Я приехал из Варшавы чрез Ригу. Песчаная, утомительная, продолжительная езда от Митавы вывела меня из терпения. Я был зол на себя и на дорогу, которую выбрал. В Риге хотели обратить внимание мое на картину города, Двины, моста, сплошь, как перилами, окаймленного коммерческими судами. Но я ничего ни слышать, ни видеть не хотел; в отмщение Митавским пескам, я крепко зажмурил глаза: так и проехал. Видно, Карамзин рассказал Государю эту выходку эксцентрическую. Отпуская меня, Император, с своею ласковою и выразительною улыбкою, спросил меня: а что, вы и теперь поедете на Ригу?
Забыл я сказать, что Новосильцов имел намерение отправить меня прямо к Государю с изготовленною работою нашею, для объяснений по редакции, если Государь потребовал бы их.
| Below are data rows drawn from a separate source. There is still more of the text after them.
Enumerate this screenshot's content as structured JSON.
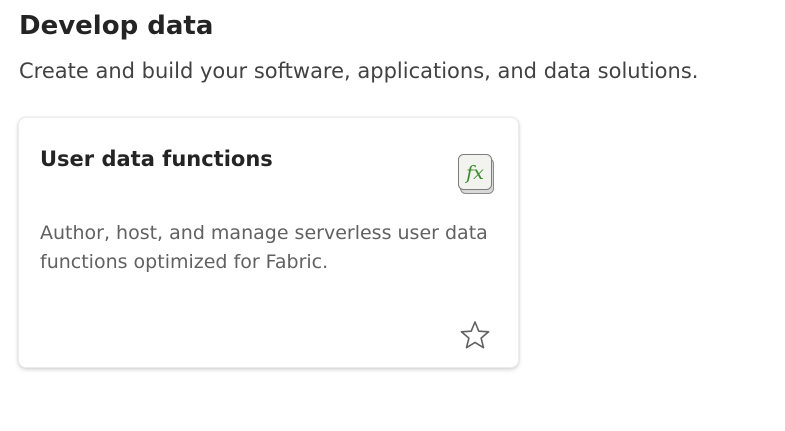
{
  "section": {
    "title": "Develop data",
    "subtitle": "Create and build your software, applications, and data solutions."
  },
  "cards": [
    {
      "title": "User data functions",
      "description": "Author, host, and manage serverless user data functions optimized for Fabric.",
      "icon": "fx-function-icon",
      "icon_glyph": "fx",
      "favorite_icon": "star-outline-icon",
      "colors": {
        "icon_accent": "#3a8a2e"
      }
    }
  ]
}
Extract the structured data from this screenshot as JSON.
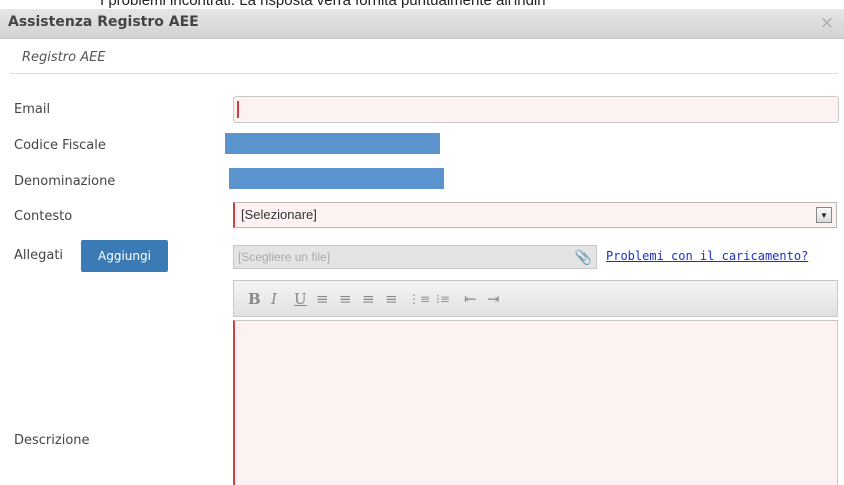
{
  "background_text": "I problemi incontrati. La risposta verrà fornita puntualmente all'indiri",
  "dialog": {
    "title": "Assistenza Registro AEE",
    "close_glyph": "×",
    "subtitle": "Registro AEE"
  },
  "form": {
    "email_label": "Email",
    "codice_fiscale_label": "Codice Fiscale",
    "denominazione_label": "Denominazione",
    "contesto_label": "Contesto",
    "contesto_value": "[Selezionare]",
    "allegati_label": "Allegati",
    "aggiungi_button": "Aggiungi",
    "file_placeholder": "[Scegliere un file]",
    "upload_problem_link": "Problemi con il caricamento?",
    "descrizione_label": "Descrizione"
  },
  "toolbar": {
    "bold": "B",
    "italic": "I",
    "underline": "U",
    "align_left": "≡",
    "align_center": "≡",
    "align_right": "≡",
    "justify": "≡",
    "ordered_list": "⋮≡",
    "unordered_list": "⁝≡",
    "outdent": "⇤",
    "indent": "⇥"
  },
  "colors": {
    "masked_field": "#5b93cf",
    "button": "#3a7ab5",
    "required_border": "#d04040",
    "link": "#1a2fcf"
  }
}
Но канцелярские интриги этому помешали. Уже позднее, и то совершенно случайно, довелось мне иметь вышеупомянутую беседу, для меня достопамятную. Но нет медали, у которой не было бы своей обратной стороны. Где-нибудь и когда-нибудь, если Бог даст, расскажу, как благоволительное обращение Государя со мною, ни по летам моим, ни по официальному служебному положению моему, не имевшим на то права, обратилось позднее в неудовольствие на меня.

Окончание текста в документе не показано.